- Genre: Variety
- Starring: Hugh Hefner
- Opening theme: "Playboy's Theme" by Cy Coleman
- Country of origin: United States
- Original language: English
- No. of seasons: 2
- No. of episodes: 44

Production
- Running time: 48 minutes

Original release
- Network: Syndication
- Release: October 24, 1959 – March 5, 1961

= Playboy's Penthouse =

American variety/talk TV series

Playboy's Penthouse is an American variety/talk television show hosted by Playboy founder and then-editor/publisher Hugh Hefner. It was first broadcast on October 24, 1959, and ran in syndication for two seasons.

==Development==
The show was designed as a way to spread Playboy magazine's influence beyond the printed page and to help non-readers get to know Hefner.

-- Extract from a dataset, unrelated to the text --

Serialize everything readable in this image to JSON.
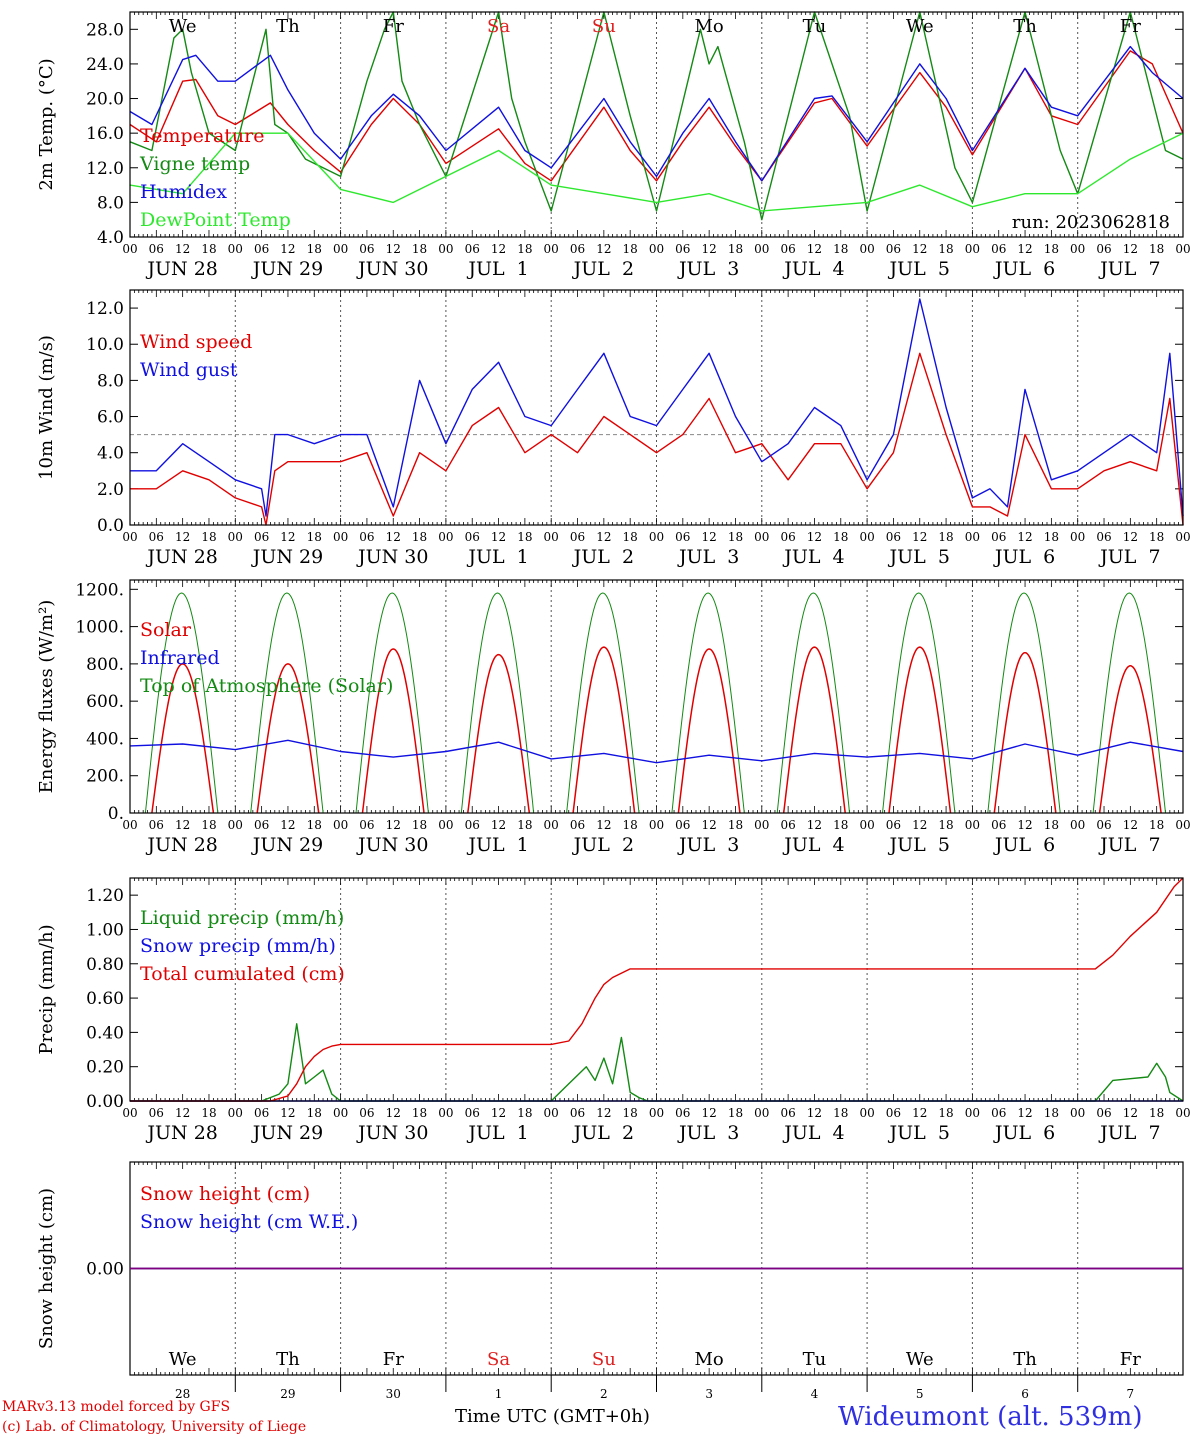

The show, initially recorded at ABC's Chicago station WBKB, was set up as if it were a party at Hefner's own apartment, with many Playboy Playmates and bunnies in attendance. Celebrity guests would engage in conversation with Hefner and then perform, as well. The theme was written by Cy Coleman. The first season ran slightly more than one year with a second season starting on September 9, 1961, with Jack E. Leonard, Anita O'Day, Buddy Greco, and George Wein. After the second season's planned programs were completed, Sammy Davis Jr. was booked to play a Chicago nightclub and expressed a desire to appear on the show. Hefner was unable to book additional production time at the WBKB Studios on State Street, but was able to strike a deal with CBS's WBBM-TV to reconstruct the Playboy's Penthouse set at their McClurg Court studios and tape an additional five programs there in November and December 1960, the Davis guest appearance being the first segment taped. In Chicago, the WBBM-TV tapings were shown on WBKB as part of the continuous second season run.

==Legacy==
In 1969, Hefner launched a show in a very similar style, Playboy After Dark which was taped in Los Angeles. Episodes of Playboy's Penthouse were included in the DVD release of Playboy After Dark in 2006 and footage from the show was used on Hefner's non-scripted program, The Girls Next Door. The concept was revived in the late 1980s by Worldvision Enterprises as After Hours, but it did not last long.

The TBS television show American Dad! parodied the show in the Season 16 episode "Rabbit Ears".